The end: Council’s appeal rejected and judgement confirmed they acted unlawfully

Author: Cyril Richert

Neal’s Lodge on Wandsworth Common

Wandsworth Council appeal against the High Court’s judgement on Neal’s Lodge has been unanimously rejected by the three Court of Appeal judges. Further appeal to the Supreme Court has been refused.

The judgement said:

“Given the conclusion I have reached, the question of whether the proposed nursery school is wholly or mainly for recreation is, in my judgement, only capable of being answered in the negative. […] Accordingly, the proposed nursery would not fall within [a recreational character] either, and the judge was correct to hold that the judicial review should succeed.”

Last year, a High Court judge ruled that Wandsworth Borough Council (WBC) acted unlawfully in offering a long lease for the use of Neal’s Lodge as a private fee-paying nursery on Wandsworth Common –  in breach of the 1967 ‘Long Act’..  Such use would effectively restrict its availability to all but the more privileged local residents. We previously reported the case in our article HERE.
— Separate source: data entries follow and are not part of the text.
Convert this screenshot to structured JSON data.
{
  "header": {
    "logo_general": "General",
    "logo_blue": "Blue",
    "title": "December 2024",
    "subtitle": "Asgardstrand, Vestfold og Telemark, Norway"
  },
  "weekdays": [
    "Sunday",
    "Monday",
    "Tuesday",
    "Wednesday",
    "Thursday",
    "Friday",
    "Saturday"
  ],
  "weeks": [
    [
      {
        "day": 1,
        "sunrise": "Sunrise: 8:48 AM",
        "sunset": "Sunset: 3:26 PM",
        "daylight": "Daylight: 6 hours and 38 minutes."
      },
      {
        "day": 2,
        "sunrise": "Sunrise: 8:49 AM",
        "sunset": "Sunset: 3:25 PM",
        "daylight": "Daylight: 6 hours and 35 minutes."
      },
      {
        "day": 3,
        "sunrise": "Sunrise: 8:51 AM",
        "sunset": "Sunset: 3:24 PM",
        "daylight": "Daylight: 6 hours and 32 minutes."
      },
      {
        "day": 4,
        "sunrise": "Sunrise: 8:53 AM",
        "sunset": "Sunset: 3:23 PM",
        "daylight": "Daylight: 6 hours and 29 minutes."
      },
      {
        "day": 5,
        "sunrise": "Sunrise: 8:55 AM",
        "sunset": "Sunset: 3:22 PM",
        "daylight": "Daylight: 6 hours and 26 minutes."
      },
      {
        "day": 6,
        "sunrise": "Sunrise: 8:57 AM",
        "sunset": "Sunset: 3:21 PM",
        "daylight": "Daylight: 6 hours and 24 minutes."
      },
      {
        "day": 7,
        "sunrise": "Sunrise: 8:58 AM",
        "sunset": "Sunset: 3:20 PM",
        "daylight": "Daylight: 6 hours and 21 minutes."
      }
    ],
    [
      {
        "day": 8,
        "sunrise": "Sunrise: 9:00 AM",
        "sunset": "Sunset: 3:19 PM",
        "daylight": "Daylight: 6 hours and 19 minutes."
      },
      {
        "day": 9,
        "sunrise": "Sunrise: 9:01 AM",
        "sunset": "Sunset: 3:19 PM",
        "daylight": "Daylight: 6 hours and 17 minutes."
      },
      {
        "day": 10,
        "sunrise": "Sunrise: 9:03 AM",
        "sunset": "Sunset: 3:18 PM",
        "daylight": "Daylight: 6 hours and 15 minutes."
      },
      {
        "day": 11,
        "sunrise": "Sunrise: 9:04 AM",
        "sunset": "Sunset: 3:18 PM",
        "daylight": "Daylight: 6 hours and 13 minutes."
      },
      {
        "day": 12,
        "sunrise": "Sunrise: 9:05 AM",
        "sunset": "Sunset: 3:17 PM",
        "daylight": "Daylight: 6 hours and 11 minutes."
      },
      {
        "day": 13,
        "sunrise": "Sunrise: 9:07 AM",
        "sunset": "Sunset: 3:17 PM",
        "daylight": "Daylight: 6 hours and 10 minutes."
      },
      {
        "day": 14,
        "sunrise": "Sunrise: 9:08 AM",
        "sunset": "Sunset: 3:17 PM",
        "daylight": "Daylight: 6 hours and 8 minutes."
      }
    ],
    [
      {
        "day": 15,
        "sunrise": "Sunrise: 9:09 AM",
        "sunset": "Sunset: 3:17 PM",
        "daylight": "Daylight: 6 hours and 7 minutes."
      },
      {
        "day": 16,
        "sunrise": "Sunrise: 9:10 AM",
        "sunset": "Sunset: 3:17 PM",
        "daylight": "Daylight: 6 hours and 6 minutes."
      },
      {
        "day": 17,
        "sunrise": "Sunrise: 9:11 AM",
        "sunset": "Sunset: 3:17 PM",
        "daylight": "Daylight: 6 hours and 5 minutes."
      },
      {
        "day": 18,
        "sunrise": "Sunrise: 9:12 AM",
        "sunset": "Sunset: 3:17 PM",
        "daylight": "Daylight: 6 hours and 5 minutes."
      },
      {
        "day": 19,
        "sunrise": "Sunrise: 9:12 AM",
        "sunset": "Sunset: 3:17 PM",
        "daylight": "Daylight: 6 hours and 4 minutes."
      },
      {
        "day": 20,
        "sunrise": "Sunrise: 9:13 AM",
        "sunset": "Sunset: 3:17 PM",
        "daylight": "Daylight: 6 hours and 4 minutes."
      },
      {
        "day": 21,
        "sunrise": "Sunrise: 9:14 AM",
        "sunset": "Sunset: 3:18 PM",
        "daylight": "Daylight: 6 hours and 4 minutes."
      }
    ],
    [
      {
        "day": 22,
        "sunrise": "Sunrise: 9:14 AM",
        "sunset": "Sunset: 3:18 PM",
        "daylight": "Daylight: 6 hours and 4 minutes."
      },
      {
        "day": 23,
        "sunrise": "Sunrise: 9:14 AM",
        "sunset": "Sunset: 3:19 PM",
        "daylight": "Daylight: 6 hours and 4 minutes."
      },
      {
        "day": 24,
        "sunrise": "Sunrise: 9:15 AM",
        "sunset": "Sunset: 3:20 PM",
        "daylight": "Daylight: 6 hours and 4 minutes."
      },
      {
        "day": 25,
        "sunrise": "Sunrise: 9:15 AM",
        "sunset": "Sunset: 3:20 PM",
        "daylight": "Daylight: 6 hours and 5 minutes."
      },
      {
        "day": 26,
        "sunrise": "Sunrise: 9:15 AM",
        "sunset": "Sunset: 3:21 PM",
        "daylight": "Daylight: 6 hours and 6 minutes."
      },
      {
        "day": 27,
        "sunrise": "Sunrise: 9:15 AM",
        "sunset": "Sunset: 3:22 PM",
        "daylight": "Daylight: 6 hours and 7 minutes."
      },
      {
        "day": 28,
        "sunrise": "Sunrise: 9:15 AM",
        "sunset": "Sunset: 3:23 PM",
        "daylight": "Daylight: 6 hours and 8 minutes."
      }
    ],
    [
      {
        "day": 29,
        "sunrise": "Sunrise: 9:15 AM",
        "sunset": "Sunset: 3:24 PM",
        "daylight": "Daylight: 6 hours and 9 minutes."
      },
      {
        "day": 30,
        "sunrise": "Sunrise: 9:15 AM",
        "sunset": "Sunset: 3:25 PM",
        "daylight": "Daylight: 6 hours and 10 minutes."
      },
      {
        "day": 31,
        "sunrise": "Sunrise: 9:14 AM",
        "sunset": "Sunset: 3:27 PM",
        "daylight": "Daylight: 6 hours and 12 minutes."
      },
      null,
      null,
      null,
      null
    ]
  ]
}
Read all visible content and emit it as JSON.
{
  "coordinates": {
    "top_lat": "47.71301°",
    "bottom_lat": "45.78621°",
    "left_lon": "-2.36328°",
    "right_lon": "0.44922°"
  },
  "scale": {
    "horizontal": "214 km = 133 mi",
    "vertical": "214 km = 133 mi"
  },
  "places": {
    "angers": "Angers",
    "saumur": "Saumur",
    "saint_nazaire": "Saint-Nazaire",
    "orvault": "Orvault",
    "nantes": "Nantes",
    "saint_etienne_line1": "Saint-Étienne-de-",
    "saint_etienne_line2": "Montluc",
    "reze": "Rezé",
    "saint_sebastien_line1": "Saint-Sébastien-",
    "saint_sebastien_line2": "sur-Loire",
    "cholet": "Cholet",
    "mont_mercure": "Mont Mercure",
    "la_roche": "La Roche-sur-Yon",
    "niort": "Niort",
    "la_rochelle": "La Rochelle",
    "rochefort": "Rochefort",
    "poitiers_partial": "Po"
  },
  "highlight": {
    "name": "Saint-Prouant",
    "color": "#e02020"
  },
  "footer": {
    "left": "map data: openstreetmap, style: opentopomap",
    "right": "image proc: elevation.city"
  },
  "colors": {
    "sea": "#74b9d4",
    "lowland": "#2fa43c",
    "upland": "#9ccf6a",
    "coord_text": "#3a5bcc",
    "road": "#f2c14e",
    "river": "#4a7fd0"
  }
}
Now it would be interesting to find out how much money was spent on the case by the Council, and to get an estimate of officer time wasted. Regarding the total cost of the full judicial procedure that the local resident supporting the case needed to pay, that is close the £60,000 (including judicial advice, PCs, etc) and only half should be finally reimbursed as they won!

You can download the full judgement HERE.


UPDATE 3/08/2018: Extract from the Battersea Park Action Group’s newsletter (July 15th, 2018) regarding the cost of this Judicial Review

Alexander Muir and his colleague on the Neal’s Lodge campaign were left considerably out of pocket, to the tune of £35,000. Sandy has never asked for money, but when asked why they were left in the red, he said:

“The total cost of the JR in the first instance ended up at c £65,000. I had been granted a Protective Cost Order which limited my exposure to WBC’s costs to £5,000. The quid pro quo was that WBC’s exposure to my costs was limited to £35,000. I was ultimately awarded £30,000 because a second (procedural) ground failed which resulted in £5000 being netted off the £35,000.

The PCO was subsequently extended to also cover the costs of the WBC appeal. I was represented pro bono at the appeal so incurred no further costs at that stage. WBC’s failure to win the appeal meant they then had to pay a balance of £5000 to the Access to Justice fund.

Net my unrecovered costs were £35,000 which was split 50:50 with one other party.”